Der Kammmolch (Triturus cristatus) gehört zu den Salamandern und ist mit bis zu 18 cm Körperlänge die größte heimische Molchart. Das sehr markante namensgebende Merkmal, der Rückenkamm, wird ausschließlich von den Männchen zur Paarungszeit ausgebildet. Im Spätsommer wird der Kamm zurückgebildet, was zu einer unscheinbaren Erscheinungsform führt.

 

Lebensweise

Die geschlechtsreifen Tiere folgen einem zweiphasigen Jahreszyklus, wobei die Fortpflanzung während der warmen Zeit im Wasser stattfindet und der Winter an Land überdauert wird. Die Männchen vollführen aufgrund der fehlenden Fähigkeit Laute abzugeben einen sehr aufwendigen Balztanz.
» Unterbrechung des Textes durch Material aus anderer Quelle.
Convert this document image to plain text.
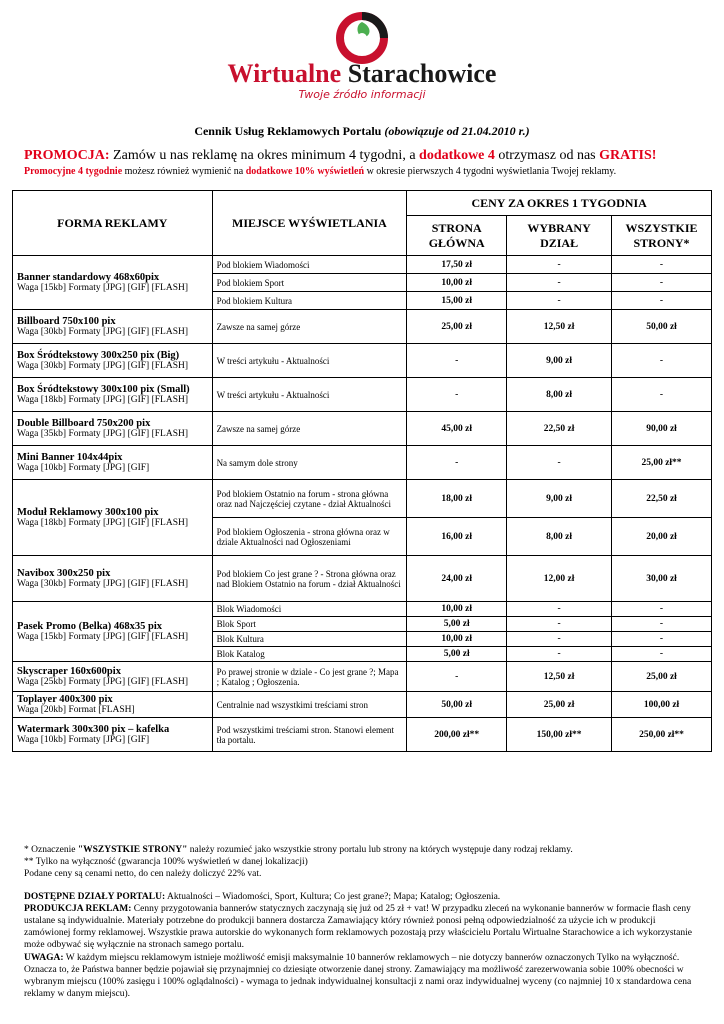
Wirtualne Starachowice
Twoje źródło informacji
Cennik Usług Reklamowych Portalu (obowiązuje od 21.04.2010 r.)
PROMOCJA: Zamów u nas reklamę na okres minimum 4 tygodni, a dodatkowe 4 otrzymasz od nas GRATIS!
Promocyjne 4 tygodnie możesz również wymienić na dodatkowe 10% wyświetleń w okresie pierwszych 4 tygodni wyświetlania Twojej reklamy.
FORMA REKLAMY	MIEJSCE WYŚWIETLANIA	CENY ZA OKRES 1 TYGODNIA		
		STRONA GŁÓWNA	WYBRANY DZIAŁ	WSZYSTKIE STRONY*

Banner standardowy 468x60pix
Waga [15kb] Formaty [JPG] [GIF] [FLASH]	Pod blokiem Wiadomości	17,50 zł	-	-
	Pod blokiem Sport	10,00 zł	-	-
	Pod blokiem Kultura	15,00 zł	-	-

Billboard 750x100 pix
Waga [30kb] Formaty [JPG] [GIF] [FLASH]	Zawsze na samej górze	25,00 zł	12,50 zł	50,00 zł

Box Śródtekstowy 300x250 pix (Big)
Waga [30kb] Formaty [JPG] [GIF] [FLASH]	W treści artykułu - Aktualności	-	9,00 zł	-

Box Śródtekstowy 300x100 pix (Small)
Waga [18kb] Formaty [JPG] [GIF] [FLASH]	W treści artykułu - Aktualności	-	8,00 zł	-

Double Billboard 750x200 pix
Waga [35kb] Formaty [JPG] [GIF] [FLASH]	Zawsze na samej górze	45,00 zł	22,50 zł	90,00 zł

Mini Banner 104x44pix
Waga [10kb] Formaty [JPG] [GIF]	Na samym dole strony	-	-	25,00 zł**

Moduł Reklamowy 300x100 pix
Waga [18kb] Formaty [JPG] [GIF] [FLASH]	Pod blokiem Ostatnio na forum - strona główna oraz nad Najczęściej czytane - dział Aktualności	18,00 zł	9,00 zł	22,50 zł
	Pod blokiem Ogłoszenia - strona główna oraz w dziale Aktualności nad Ogłoszeniami	16,00 zł	8,00 zł	20,00 zł

Navibox 300x250 pix
Waga [30kb] Formaty [JPG] [GIF] [FLASH]	Pod blokiem Co jest grane ? - Strona główna oraz nad Blokiem Ostatnio na forum - dział Aktualności	24,00 zł	12,00 zł	30,00 zł

Pasek Promo (Belka) 468x35 pix
Waga [15kb] Formaty [JPG] [GIF] [FLASH]	Blok Wiadomości	10,00 zł	-	-
	Blok Sport	5,00 zł	-	-
	Blok Kultura	10,00 zł	-	-
	Blok Katalog	5,00 zł	-	-

Skyscraper 160x600pix
Waga [25kb] Formaty [JPG] [GIF] [FLASH]	Po prawej stronie w dziale - Co jest grane ?; Mapa ; Katalog ; Ogłoszenia.	-	12,50 zł	25,00 zł

Toplayer 400x300 pix
Waga [20kb] Format [FLASH]	Centralnie nad wszystkimi treściami stron	50,00 zł	25,00 zł	100,00 zł

Watermark 300x300 pix – kafelka
Waga [10kb] Formaty [JPG] [GIF]	Pod wszystkimi treściami stron. Stanowi element tła portalu.	200,00 zł**	150,00 zł**	250,00 zł**

* Oznaczenie "WSZYSTKIE STRONY" należy rozumieć jako wszystkie strony portalu lub strony na których występuje dany rodzaj reklamy.

** Tylko na wyłączność (gwarancja 100% wyświetleń w danej lokalizacji)

Podane ceny są cenami netto, do cen należy doliczyć 22% vat.

DOSTĘPNE DZIAŁY PORTALU: Aktualności – Wiadomości, Sport, Kultura; Co jest grane?; Mapa; Katalog; Ogłoszenia.

PRODUKCJA REKLAM: Cenny przygotowania bannerów statycznych zaczynają się już od 25 zł + vat! W przypadku zleceń na wykonanie bannerów w formacie flash ceny ustalane są indywidualnie. Materiały potrzebne do produkcji bannera dostarcza Zamawiający który również ponosi pełną odpowiedzialność za użycie ich w produkcji zamówionej formy reklamowej. Wszystkie prawa autorskie do wykonanych form reklamowych pozostają przy właścicielu Portalu Wirtualne Starachowice a ich wykorzystanie może odbywać się wyłącznie na stronach samego portalu.

UWAGA: W każdym miejscu reklamowym istnieje możliwość emisji maksymalnie 10 bannerów reklamowych – nie dotyczy bannerów oznaczonych Tylko na wyłączność. Oznacza to, że Państwa banner będzie pojawiał się przynajmniej co dziesiąte otworzenie danej strony. Zamawiający ma możliwość zarezerwowania sobie 100% obecności w wybranym miejscu (100% zasięgu i 100% oglądalności) - wymaga to jednak indywidualnej konsultacji z nami oraz indywidualnej wyceny (co najmniej 10 x standardowa cena reklamy w danym miejscu).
Kammmolche sind dämmerungs- bzw. nachtaktiv und räuberisch, wobei Regenwürmer und Nacktschnecken an Land und verschiedene Egel sowie Kaulquappen anderer Amphibienarten im Wasser, zu ihrer bevorzugten Beute zählen.

 

Vorkommen und Gefährdung

Das Verbreitungsgebiet des Kammmolches erstreckt sich von West- über Mitte und Osteuropa und schließt auch Teile Südskandinaviens mit ein. Wegen seiner wechselseitigen Anforderungen an Land und Wasserhabitate gilt der Kammmolch mittlerweile als stark gefährdet. Er benötigt eine flächige Verzahnung von sonnenexponierten Kleingewässern mit starkem Unterwasserbewuchs.  Dieser Feuchtgebietstyp ist im Verbreitungsgebiet sehr selten geworden. Erschwerend wirkt noch der Verlust von herumliegendem Totholz durch Landschaftspflegemaßnahmen. Dieses dient als Deckung während der Hitzeperioden.

 

Maßnahmen

Im Zuge des LIFE+ Projektes werden zahlreiche vorhandene Tümpel und ehemalige Fischweiher den Bedürfnissen des Kammmolches angepasst. Wichtig sind zum Beispiel die Reduzierung des Uferbewuchses und die Befreiung des Wasserkörpers von räuberischen Fischarten.